The northbridge is very close to the CPU socket, topped by a passively cooled heatsink that's been popular on many a mainboard in recent times. EQS place the secondary PCI Express 16X connector (note that the lower PEG16X slot is primary on this board which is required knowledge for Crossfire) very close to the northbridge which might cause problems for graphics boards that have oversized cooling hardware on the rear.

The side effect of placing that slot so close to the northbridge and that high up the board is that, alongside the PCI Express 1X expansion slots, EQS can supply the board with three PCI Coventional slots. EQS place the southbridge with black passive cooler in the bottom right corner of the board as expected, the devices, ports and slots that connect to that all-in-one ASIC nearby.

You've got the pair of IDE ports along the right hand board edge, SATA ports in a row just underneath (although I'd have pushed them even further to the right hand edge of the mainboard if I were the A72K9-CF designer) and PCI-riding VIA V76307 FireWire 400 controller right next door.

A Realtek RTL8100C Fast Ethernet (10/100) network chip, also riding the PCI bus, can be found next to the 2nd PCI Express 1X slot. EQS place GigE-on-PCIe Marvell networking and Realtek ALC880 HD Audio chips on the left hand edge of the board.

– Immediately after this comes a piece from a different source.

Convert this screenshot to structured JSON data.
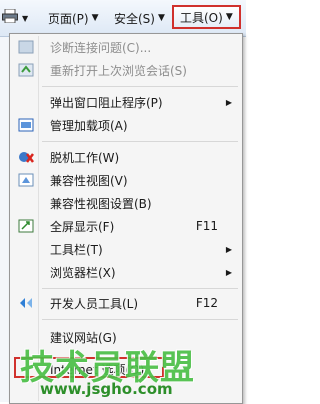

That's about it, too.

My only layout quibble, with headers for things like FireWire and USB2.0 (8 ports supported) in the right place give or take, is that the high placement of the topmost PCI Express 16X slot means that you'll need to remove the graphics card to adjust your memory configuration. No huge deal, but worth mentioning.

The backplane space is occupied by PS/2 ports for keyboard and mouse, parallel port (why oh why?), blanking plate for where the VGA output would be on a different version of this mainboard, USB and Ethernet ports and the 8-channel ALC880's jack compliment for getting sounds into and out of that chip.

Layout Summary

EQS pack plenty onto the board without sacrificing much to do so. Tiny ASICs for peripheral expansion and feature additions make the mainboard designer's job easy these days, but you can still screw the pooch with board layout if you're not careful. In terms of aesthetics and colour choice, it's still someway wide of the perfect looking mainboard but someway ahead of the eye-raping stuff other vendors persist in putting out. In this reviewer's opinion of course. Black PCBs go a long way to meeting my aesthetic ideals with a mainboard.